Autor Wątek: Valvoline 10W60 do Dohc  (Przeczytany 6680 razy)

0 użytkowników i 1 Gość przegląda ten wątek.

Odp: Valvoline 10W60 do Dohc
« Odpowiedź #20 dnia: Grudzień 18, 2012, 19:06:17 pm »

Offline Zuczek

  • Sympatyk
  • Wiadomości: 836
    • Polonez 2.0Turbo, Syrena 1.0, Tarpan2.9v6 4x4
    • FSO KLUB MAŁOPOLSKA
Przy wyższych obrotach tłok porusza się o jakieś tam setne mm wyżej/niżej

no w takie dyrdymaly to juz nie uwierze..
tak samo jak w to ze jezdzac delikatnie silnik niebedzie pozniej jezdzil zwawo...  co to ma do KWY nedzy do rzeczy? zmieniaja si ejego parametry? niewiem? jak potrafie jeszcze uwierzyc ze nowoczesne technicznie silniki maja kilka map paliwowo zaplonowych i podczas odpowiedniego traktowania ustawia si eodpowiednia mapa tak w silnikach starszych neizabardzo jestem w stanie sobie wyobrazic DLACZEGO jesli zrobie 20tys spkojnie to potem silnik niebedzie odpowiednio pracowal jak dam w palnik? czy jak to niktprzy mowią "bedzie zamulnony"?  jesli tylko wszystkie dysze nie dysze bedą w dobrym stanie i czyste to neima zaczenia . tak ze cale to "odmulanie" silnikow to jest dlamnie jeden wielki smiech na sali..
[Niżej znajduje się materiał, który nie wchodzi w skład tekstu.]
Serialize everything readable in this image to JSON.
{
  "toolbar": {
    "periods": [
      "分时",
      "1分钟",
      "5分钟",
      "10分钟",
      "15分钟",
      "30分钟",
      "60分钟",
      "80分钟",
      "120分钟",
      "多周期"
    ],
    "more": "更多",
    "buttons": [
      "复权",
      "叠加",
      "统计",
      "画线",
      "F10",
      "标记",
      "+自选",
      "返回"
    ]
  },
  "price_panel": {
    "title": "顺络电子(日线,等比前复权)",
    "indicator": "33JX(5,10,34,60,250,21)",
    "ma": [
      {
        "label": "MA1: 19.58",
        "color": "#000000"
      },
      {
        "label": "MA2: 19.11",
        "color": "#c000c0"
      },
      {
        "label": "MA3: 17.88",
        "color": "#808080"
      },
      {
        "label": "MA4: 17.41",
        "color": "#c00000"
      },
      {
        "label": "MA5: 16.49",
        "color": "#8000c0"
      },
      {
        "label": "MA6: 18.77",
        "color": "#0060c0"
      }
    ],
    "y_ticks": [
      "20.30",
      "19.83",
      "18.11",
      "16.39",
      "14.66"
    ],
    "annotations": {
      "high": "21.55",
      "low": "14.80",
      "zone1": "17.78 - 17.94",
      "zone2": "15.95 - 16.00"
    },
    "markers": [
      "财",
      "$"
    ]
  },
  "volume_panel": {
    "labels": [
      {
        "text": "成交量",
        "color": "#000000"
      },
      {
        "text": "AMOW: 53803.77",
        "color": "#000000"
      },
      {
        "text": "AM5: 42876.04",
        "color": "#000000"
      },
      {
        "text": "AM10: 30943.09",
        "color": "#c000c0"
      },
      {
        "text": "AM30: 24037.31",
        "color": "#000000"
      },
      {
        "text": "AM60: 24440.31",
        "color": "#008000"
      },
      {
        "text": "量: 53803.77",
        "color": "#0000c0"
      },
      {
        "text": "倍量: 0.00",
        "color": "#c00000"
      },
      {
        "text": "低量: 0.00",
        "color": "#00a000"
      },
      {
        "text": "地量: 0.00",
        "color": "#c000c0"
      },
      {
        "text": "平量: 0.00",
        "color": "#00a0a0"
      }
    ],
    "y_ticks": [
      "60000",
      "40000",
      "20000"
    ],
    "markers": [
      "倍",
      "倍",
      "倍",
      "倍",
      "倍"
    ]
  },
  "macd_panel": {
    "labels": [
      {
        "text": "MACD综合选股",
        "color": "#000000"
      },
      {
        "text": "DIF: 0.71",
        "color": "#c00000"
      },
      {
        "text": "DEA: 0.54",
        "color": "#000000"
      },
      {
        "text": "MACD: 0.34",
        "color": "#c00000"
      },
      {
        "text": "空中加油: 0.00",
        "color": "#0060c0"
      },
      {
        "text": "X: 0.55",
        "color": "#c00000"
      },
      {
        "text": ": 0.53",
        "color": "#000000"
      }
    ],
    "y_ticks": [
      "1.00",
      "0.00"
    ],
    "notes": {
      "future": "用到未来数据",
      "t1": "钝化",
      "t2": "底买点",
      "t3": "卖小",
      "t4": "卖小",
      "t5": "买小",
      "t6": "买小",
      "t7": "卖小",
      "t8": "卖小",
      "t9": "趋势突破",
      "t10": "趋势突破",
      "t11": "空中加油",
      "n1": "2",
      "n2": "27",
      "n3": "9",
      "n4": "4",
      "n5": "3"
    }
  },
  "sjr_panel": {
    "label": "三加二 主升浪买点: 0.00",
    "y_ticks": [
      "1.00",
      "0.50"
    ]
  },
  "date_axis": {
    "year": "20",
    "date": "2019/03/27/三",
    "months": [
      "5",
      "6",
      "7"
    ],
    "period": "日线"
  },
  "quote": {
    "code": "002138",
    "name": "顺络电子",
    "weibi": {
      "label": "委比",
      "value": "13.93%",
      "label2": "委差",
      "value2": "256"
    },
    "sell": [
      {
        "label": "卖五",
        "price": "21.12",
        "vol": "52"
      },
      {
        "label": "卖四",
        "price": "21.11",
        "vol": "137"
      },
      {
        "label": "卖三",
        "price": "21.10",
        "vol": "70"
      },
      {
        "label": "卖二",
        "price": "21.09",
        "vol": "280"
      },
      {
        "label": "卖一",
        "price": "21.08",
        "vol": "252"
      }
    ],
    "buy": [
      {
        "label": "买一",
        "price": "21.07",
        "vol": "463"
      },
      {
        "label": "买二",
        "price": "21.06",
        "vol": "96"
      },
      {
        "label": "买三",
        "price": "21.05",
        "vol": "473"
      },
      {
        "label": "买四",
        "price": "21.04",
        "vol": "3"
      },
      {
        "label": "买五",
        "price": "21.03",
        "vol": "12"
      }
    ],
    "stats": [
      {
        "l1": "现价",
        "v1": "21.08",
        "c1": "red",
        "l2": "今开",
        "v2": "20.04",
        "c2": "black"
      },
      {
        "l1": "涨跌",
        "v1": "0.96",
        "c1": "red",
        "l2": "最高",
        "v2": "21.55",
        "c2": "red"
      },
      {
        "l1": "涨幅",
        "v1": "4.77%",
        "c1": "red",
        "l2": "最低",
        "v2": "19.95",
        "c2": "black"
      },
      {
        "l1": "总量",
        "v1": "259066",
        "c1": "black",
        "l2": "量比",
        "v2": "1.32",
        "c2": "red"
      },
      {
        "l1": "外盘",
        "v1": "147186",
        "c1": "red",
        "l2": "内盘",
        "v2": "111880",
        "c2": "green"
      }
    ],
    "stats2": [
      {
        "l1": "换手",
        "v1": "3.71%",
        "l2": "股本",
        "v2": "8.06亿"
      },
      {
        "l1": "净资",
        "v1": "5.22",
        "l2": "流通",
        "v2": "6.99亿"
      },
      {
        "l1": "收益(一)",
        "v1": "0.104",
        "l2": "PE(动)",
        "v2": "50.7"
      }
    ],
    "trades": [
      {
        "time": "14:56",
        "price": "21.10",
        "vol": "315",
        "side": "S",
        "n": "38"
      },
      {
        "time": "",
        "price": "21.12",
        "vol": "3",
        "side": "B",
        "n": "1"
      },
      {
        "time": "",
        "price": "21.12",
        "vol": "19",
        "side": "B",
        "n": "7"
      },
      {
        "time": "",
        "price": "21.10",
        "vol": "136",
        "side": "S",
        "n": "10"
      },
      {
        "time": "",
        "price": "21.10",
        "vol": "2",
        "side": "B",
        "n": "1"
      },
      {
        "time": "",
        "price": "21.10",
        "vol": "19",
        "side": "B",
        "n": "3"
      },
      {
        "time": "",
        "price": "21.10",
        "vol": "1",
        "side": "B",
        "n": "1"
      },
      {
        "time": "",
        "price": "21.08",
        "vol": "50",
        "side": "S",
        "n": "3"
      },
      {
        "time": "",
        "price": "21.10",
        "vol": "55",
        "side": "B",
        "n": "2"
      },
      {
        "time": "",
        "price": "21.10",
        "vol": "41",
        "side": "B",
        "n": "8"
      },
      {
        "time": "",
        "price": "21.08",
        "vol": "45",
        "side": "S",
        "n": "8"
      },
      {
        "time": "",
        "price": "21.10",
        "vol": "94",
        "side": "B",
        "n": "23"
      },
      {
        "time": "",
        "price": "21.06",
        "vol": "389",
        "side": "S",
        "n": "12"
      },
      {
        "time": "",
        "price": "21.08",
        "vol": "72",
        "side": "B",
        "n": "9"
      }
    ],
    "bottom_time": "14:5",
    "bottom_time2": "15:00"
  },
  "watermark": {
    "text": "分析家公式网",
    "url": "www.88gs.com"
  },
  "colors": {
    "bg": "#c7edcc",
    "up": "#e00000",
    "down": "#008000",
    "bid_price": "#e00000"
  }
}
ja nikomu niebede nazucal jak ma silnik ocierac .. ja robie to na delikatnie - bo i u mnie silnik caly zywot ma delikatnie...


polonez 2.0 DOHC Turbo
Syrena 105 1.0 pyr pyr,Tarpan2.9v6 4x4
punto 1.2 - Qatro in progress
ford escort MKIII 1984 1.6 Automatic
wigry 2, clk

Odp: Valvoline 10W60 do Dohc
« Odpowiedź #21 dnia: Grudzień 18, 2012, 19:59:32 pm »

Offline święty

  • Sympatyk
  • Wiadomości: 1161
  • Płeć: Mężczyzna
    • Polonez S1600 powerd by LANCIA 1.6 16v EFI
    • http://www.kswiecicki.prospect.pl
WRB - poczytaj uważnie - skoro mnie zapytał Leonek jak docierałem , opisałem swój proces - w końcu silnik się nie zatarł i ma ponad 150km z 1.6 więc chyba jest dobrze :) Po za tym autor samym typem oleju i specyfikacją sugeruje co to ma być za silnik - olej valvoline 10w60 typowy do sportu, więc raczej nie zamierza go lać do silnika którym chce tylko jeździć na codzień po bułki, bo to bezsensowne moim zdaniem.
Zażynanie silnika to pałowanie bezsensowne a nie wykorzystywanie pełnego zakresu obrotowego - zwłaszcza w wysokoobrotowym 1.6, który seryjnie kręci się pod 7000, więc dla niego 4000 to dopiero połowa skali i zaczyna jechać.
 
"jest ryzyko , jest zabawa"

Odp: Valvoline 10W60 do Dohc
« Odpowiedź #22 dnia: Grudzień 18, 2012, 20:31:27 pm »

Offline Hagar

  • Sympatyk
  • Wiadomości: 485
  • Płeć: Mężczyzna
    • 1.6 GSi 99r
Ja odnośnie docierania mam podobne wrażenia jak święty ale odnośnie skutera, kupiłem skuter jak byłem gówniarzem docierałem go jak książkę pisało, potem mój brat nabył skuter też 4t jak mój ale docierał go bardziej dynamiczniej i zbiera się lepiej od mojego skutera wiec prawdyw tym jest.
Każdy ma swoje dośw dla pewności ktoś powinien sie odważyć i złożyć 2 silniki w taki sam sposób z tym samym spasowaniem i dotrzeć tymi 2 metodami powiem zrobić pomiar na hamowni kompresji itd itd i miał by 100% pewność która metoda jest lepsza
był 1.6 GSiE, 1.6GLE, 1.6TCGLE

Odp: Valvoline 10W60 do Dohc
« Odpowiedź #23 dnia: Grudzień 19, 2012, 11:35:40 am »

Offline konrad1981

  • Sympatyk
  • Wiadomości: 113
  • Płeć: Mężczyzna
    • Polonez 1983 2.0 DOHC
Ja mam wlany 10W60 Petronasa i jest ok. Dotarcie silnika delikatne/rozsądne nie oznacza, że będzie mulił. Ułożyć silnik można i przy późniejszych przebiegach od remontu.